According to Google, Gemini 2.5 Computer Use outperforms competing models on web and mobile automation benchmarks, including Online-Mind2Web, WebVoyager, and AndroidWorld, all while maintaining significantly lower latency. The company says these improvements mark a major step toward building general-purpose AI agents that can interact with computers much like humans do.
How the Model Works
Developers can access the model through the new computer_use
tool within the Gemini API. The system operates in a continuous loop: the user provides a request, a screenshot of the current UI, and a history of recent actions. Gemini then analyzes these inputs and outputs an action — for instance, clicking a button or entering text.
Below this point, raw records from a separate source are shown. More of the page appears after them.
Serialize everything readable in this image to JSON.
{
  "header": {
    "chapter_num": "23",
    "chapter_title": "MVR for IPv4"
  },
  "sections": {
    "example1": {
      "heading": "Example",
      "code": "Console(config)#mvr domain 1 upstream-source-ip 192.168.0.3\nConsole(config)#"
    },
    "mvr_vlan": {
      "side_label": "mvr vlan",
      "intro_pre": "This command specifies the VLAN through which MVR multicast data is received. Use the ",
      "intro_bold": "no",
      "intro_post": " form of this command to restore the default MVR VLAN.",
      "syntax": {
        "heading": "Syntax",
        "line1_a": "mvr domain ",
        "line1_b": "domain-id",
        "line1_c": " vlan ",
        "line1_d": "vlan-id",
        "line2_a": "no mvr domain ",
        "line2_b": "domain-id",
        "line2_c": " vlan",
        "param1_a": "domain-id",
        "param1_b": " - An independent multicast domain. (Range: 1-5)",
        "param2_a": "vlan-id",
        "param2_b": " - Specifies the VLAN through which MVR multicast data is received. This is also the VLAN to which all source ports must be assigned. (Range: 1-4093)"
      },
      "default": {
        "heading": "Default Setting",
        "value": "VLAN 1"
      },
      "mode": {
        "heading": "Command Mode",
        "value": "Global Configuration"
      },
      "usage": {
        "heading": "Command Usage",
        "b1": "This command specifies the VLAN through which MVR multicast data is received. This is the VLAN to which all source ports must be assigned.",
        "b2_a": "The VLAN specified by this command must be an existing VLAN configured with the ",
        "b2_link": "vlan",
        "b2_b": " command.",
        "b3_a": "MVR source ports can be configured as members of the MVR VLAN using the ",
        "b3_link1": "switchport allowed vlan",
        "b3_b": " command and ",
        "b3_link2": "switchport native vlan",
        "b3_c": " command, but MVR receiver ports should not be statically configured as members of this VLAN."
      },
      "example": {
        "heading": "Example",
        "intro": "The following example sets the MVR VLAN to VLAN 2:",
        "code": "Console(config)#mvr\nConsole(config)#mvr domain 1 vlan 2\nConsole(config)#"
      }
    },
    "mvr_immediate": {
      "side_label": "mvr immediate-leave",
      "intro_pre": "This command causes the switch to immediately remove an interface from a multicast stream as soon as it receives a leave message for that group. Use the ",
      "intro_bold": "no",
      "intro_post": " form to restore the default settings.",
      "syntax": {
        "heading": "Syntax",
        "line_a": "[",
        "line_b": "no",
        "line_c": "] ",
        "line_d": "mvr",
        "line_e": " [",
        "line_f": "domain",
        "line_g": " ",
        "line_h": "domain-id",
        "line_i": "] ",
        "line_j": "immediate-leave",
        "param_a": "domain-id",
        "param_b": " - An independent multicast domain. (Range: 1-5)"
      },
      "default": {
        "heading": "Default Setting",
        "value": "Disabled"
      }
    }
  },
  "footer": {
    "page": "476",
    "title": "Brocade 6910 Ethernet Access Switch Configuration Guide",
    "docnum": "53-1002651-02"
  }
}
After execution, the environment sends a new screenshot back to the model, repeating the cycle until the task is completed or stopped by a safety mechanism.
The tool supports both standard and custom UI actions, allowing agents to handle interactive elements such as dropdown menus, login fields, and form submissions. While currently optimized for web browsers, Gemini 2.5 Computer Use has also demonstrated promising results in mobile UI control but is not yet tuned for desktop operating systems.
Performance and Benchmarks
Gemini 2.5 Computer Use delivers top-tier performance in browser automation. On Browserbase’s Online-Mind2Web benchmark, it achieved over 70% accuracy with approximately 225 seconds of latency — outperforming leading alternatives in both speed and precision. Google’s internal tests also confirmed superior results in mobile automation tasks, solidifying its position as one of the most efficient models in its category.
Early demos show the model executing complex, multi-step instructions, such as gathering data from websites and updating CRM records or organizing virtual sticky notes on collaborative platforms. These examples highlight the model’s ability to parse complex web layouts, interpret dynamic content, and complete workflows autonomously.
Safety and Responsible Deployment
Recognizing the potential risks of allowing AI agents to control computers, Google integrated multiple safety layers directly into the Gemini 2.5 Computer Use model. These include protection against malicious prompts, unauthorized actions, and attempts to bypass security mechanisms such as CAPTCHAs. The model also employs an external per-step safety service that evaluates each proposed action before execution.
Developers can customize safety policies through system instructions, specifying which actions require explicit user approval. Google recommends additional best practices for those integrating the tool into production environments, emphasizing that all implementations should undergo thorough safety testing prior to deployment.
Early Adoption and Use Cases
Google’s internal teams have already deployed the model for UI testing and workflow automation, notably within the Firebase Testing Agent and AI Mode in Search. Early external adopters, including Poke.com and Autotab, report major improvements in task reliability and execution speed — with some noting up to 50% faster results than other automation models.
One Google payments team found the model capable of “rehabilitating” over 60% of previously failed automated UI tests by autonomously identifying and correcting issues. These early successes demonstrate the potential of AI-driven UI control to accelerate testing, data processing, and digital workflow management across industries.
Availability
The Gemini 2.5 Computer Use model is now in public preview and can be accessed via Google AI Studio or Vertex AI. Developers can experiment in Browserbase’s demo environment or build their own automation loops using Playwright or a cloud virtual machine. Documentation and setup guides are available for both individual developers and enterprise users looking to integrate the system into larger production pipelines.